Nine years is a long time between films for a man as prolific as Kasdan, who made nine films in the '90s. His last release, Dreamcatcher (2003), was a big-budget, effects-laden adaptation of a mammoth Stephen King novel. The legendary William Goldman (Misery, Butch Cassidy and the Sundance Kid) had written the script, with Kasdan later adding his own touches. The reviews were savage and the box office dismal for the heavily promoted movie.
Kasdan hesitates now, when I wonder aloud if the long stretch between movies was because he felt "wounded" by the response to Dreamcatcher.
"Wounded," he says slowly, as if testing the word. "Wounded careerwise," he continues. "But not so much personally. I've been personally wounded by other movies, where I'd written it, and thought, 'Oh, God, the world's not interested in what I'm interested in.' With Dreamcatcher, the career was hurt. I was planning to do The Risk Pool with Tom Hanks. I had written the script from a great book by Richard Russo (Nobody's Fool). And it didn't happen. Then another one didn't happen. Meanwhile, two years have passed here, two have passed there. That's how you're wounded.
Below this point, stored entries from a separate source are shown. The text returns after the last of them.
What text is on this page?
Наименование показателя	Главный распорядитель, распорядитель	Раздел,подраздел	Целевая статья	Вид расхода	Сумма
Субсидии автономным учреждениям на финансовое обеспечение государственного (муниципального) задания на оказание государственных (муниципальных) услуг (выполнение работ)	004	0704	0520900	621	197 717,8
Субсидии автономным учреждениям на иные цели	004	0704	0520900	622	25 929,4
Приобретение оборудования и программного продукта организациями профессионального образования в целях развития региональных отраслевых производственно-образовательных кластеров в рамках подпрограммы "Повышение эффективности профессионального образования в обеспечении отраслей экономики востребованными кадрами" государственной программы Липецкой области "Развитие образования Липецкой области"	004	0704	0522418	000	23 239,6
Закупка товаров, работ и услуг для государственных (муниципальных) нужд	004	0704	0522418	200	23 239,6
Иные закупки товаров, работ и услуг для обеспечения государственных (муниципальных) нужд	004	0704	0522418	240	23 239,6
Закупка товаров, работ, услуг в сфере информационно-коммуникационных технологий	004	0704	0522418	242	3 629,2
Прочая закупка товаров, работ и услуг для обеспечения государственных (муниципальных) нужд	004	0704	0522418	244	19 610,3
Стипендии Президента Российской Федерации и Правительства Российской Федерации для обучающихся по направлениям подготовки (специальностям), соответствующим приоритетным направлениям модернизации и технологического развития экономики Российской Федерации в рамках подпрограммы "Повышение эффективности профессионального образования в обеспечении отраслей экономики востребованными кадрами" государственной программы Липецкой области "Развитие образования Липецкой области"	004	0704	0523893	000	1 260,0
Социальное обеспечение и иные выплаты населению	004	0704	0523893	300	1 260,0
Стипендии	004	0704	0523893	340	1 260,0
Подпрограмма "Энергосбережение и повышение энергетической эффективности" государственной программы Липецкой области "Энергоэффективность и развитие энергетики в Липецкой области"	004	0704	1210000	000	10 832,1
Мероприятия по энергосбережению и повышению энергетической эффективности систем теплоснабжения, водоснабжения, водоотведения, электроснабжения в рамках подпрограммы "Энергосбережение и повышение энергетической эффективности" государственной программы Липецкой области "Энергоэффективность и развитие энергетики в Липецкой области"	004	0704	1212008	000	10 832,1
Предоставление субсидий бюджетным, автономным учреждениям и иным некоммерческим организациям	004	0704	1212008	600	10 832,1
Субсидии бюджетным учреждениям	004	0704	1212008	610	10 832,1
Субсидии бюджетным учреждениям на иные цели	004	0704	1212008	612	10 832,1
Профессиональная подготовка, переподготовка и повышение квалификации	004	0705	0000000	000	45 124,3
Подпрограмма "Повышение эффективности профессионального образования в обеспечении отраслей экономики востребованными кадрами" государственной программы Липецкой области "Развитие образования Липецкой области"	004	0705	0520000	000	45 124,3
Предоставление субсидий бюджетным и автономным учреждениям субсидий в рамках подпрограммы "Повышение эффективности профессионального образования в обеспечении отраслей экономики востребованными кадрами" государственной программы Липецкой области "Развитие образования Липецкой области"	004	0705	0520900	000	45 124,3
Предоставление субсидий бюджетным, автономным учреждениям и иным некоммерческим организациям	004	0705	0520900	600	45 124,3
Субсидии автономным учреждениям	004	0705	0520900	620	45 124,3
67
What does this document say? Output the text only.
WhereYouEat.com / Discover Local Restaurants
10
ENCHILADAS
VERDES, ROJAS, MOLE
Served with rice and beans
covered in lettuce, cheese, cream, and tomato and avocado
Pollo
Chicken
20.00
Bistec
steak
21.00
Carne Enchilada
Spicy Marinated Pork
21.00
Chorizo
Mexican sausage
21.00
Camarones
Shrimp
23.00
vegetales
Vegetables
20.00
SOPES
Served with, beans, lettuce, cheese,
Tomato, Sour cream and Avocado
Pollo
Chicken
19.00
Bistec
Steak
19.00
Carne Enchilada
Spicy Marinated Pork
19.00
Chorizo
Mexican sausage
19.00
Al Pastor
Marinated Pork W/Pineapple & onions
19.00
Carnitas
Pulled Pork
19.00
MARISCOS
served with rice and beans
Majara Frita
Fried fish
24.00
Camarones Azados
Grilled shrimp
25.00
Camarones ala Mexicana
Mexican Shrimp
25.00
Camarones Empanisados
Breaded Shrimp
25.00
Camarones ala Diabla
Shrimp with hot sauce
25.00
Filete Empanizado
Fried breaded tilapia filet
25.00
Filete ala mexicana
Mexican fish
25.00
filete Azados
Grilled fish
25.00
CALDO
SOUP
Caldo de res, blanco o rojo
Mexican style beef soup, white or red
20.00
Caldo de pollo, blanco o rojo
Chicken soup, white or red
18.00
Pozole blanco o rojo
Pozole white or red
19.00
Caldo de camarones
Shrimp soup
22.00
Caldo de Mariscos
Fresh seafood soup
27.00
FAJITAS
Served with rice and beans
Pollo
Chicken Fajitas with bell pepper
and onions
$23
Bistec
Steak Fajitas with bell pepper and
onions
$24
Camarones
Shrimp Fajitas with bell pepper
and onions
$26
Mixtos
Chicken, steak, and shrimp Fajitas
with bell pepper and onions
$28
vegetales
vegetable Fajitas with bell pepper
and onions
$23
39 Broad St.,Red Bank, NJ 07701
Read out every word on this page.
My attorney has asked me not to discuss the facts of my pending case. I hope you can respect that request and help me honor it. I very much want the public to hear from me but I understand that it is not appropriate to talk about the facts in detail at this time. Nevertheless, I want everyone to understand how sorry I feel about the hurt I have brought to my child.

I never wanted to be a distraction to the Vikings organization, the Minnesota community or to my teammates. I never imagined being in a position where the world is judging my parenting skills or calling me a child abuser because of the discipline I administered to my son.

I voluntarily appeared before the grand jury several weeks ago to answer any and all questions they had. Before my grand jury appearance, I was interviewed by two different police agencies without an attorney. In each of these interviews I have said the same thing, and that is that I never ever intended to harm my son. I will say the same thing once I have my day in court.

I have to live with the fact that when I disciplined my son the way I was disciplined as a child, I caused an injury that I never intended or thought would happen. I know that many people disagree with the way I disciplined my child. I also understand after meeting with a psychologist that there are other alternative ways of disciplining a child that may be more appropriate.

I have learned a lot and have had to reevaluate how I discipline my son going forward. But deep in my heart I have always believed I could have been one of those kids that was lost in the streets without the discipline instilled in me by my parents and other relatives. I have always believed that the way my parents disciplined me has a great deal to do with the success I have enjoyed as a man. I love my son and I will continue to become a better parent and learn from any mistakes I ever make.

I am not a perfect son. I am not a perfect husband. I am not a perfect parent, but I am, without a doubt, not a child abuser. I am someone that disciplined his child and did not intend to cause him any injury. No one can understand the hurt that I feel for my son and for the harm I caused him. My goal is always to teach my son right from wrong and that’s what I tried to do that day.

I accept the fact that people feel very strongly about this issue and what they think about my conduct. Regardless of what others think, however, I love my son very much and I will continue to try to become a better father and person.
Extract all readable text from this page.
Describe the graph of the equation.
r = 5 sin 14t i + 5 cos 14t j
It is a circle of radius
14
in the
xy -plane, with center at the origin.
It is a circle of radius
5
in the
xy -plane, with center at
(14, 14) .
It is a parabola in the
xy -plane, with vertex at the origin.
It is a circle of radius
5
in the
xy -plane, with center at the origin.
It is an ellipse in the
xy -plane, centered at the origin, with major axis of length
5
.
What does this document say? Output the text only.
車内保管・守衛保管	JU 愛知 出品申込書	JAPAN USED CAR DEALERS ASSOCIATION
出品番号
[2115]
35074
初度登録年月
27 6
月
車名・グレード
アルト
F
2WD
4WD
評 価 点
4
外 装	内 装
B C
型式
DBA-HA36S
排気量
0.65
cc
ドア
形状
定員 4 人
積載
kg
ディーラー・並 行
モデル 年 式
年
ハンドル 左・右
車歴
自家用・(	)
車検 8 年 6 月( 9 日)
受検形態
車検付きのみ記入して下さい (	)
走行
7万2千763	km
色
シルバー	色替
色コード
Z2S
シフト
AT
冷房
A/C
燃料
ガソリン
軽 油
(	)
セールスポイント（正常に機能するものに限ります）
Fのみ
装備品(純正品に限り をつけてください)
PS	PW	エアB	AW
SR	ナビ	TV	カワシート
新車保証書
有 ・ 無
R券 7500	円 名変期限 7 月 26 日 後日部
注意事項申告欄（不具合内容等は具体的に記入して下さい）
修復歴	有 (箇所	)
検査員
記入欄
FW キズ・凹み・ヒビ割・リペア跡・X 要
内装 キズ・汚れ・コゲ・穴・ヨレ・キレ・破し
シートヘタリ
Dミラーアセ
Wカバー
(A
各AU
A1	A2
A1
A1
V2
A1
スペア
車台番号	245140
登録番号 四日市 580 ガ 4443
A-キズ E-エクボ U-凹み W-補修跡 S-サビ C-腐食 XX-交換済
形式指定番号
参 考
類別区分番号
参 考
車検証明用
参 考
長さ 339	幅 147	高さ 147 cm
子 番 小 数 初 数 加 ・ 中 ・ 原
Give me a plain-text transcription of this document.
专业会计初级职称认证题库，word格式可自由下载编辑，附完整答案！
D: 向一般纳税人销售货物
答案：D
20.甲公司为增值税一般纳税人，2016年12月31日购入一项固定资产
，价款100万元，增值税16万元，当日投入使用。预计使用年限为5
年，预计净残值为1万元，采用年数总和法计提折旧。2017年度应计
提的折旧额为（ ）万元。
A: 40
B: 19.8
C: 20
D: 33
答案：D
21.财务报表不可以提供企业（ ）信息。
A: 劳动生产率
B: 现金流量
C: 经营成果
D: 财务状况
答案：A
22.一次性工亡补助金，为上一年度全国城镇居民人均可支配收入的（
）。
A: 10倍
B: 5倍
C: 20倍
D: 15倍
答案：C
"I still believe I can do this work. That has not changed. But it is discouraging to go nine years without a movie when all you want to do is make movies."
Wary or wise, or both, the Kasdans didn't shop the modestly scaled Darling Companion to the studios. Instead, they went indie, an experience Kasdan found exhilarating and freeing.
"This is a different world," the director says. "Meg and I don't even know what other movies are coming out on our opening date because it doesn't matter. We're going to be in three, maybe five theaters, and if we can't get people there, maybe we'll get them in San Francisco or Philadelphia. That's kind of great.
"Truffaut said that when what you're interested in matches up with the public, it's an accident. It's so true. It's all timing and gestalt. If you've had the luxury of expressing something personal, and no one goes, that's not a shock. If it's personal, and people go, that's the shock."